The Minister will be relieved to hear that I think that the Government are developing a correct strategy, starting with the UK being the world’s most open market to inward investment, net of what we decide are truly strategic assets in the national interest, such as defence. I hope that we will never adopt the approach, for example, of the French, who stepped in to stop foreign investment in Danone, declaring its yoghurt to be a strategic national asset. Rather, our openness is critical for exporting, as the very flood of recent welcome investment from abroad will then in its turn generate much UK-based exporting abroad.

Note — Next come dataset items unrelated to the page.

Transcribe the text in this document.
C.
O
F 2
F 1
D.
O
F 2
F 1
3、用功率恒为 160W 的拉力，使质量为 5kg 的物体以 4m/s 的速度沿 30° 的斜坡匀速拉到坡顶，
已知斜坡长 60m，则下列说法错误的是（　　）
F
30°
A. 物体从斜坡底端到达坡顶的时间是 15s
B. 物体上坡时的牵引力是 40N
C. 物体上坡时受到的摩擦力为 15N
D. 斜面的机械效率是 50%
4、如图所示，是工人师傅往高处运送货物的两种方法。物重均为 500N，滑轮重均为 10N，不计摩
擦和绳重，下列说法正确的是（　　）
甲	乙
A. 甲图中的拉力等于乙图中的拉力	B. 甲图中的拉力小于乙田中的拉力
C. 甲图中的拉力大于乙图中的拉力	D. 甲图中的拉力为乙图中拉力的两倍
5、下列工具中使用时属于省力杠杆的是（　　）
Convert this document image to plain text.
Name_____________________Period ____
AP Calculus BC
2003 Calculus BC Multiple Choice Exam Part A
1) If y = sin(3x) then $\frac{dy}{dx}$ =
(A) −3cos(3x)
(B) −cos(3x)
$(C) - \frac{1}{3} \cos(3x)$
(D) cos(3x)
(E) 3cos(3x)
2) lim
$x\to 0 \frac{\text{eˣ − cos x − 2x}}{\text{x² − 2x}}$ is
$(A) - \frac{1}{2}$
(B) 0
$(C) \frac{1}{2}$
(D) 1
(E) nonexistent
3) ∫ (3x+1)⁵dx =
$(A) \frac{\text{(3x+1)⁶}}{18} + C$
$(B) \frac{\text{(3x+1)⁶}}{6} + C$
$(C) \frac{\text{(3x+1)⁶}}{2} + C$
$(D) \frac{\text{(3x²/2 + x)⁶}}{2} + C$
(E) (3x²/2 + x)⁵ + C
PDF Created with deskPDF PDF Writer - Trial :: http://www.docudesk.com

It is clear that Dr Fox and the DIT have constructed a good template for our strategy: 50 key countries, 200 key sectors and all the rest, with which I agree, although I would like to see some specific concentration on our relationships with the Commonwealth countries, about which my noble friend Lord Marland, who knows much more about these things, may later have some thoughts. Whatever, once embedded, these aims must be stayed with, be not tinkered with and be long term. This is because persistence pays. Years back, in the windows of the then DTI down the road in Victoria Street were plastered signs saying something like, “Exporting is fun”. Well, it may be rewarding in the end and eventually enjoyable when things turn out well, but exporting is a slog, capital intensive, risky and grinding hard work, as networks are built up on the ground. To that point and to the suggestion from the noble Viscount that we need to regenerate the business views of so many in the Civil Service, I wonder whether the Minister shares my concern at the ever-accelerating roundabout of job hopping by civil servants at home and in our posts abroad. If exporting is a long-term business and it takes years to build relationships, we need to have people in post who are there for the same length of time and have the same staying power to help our people in what they try to do, rather than moving on.

The Department for International Trade says, “Let’s make 2017 the year of exporting”. It is really a decade of exporting that we need now. I ask my noble friend the Minister whether the Government have set a target for increasing the small 11% of UK businesses that export to a more realistic number by, let us say, 2025 and if so what that target is. This should be a target-driven business.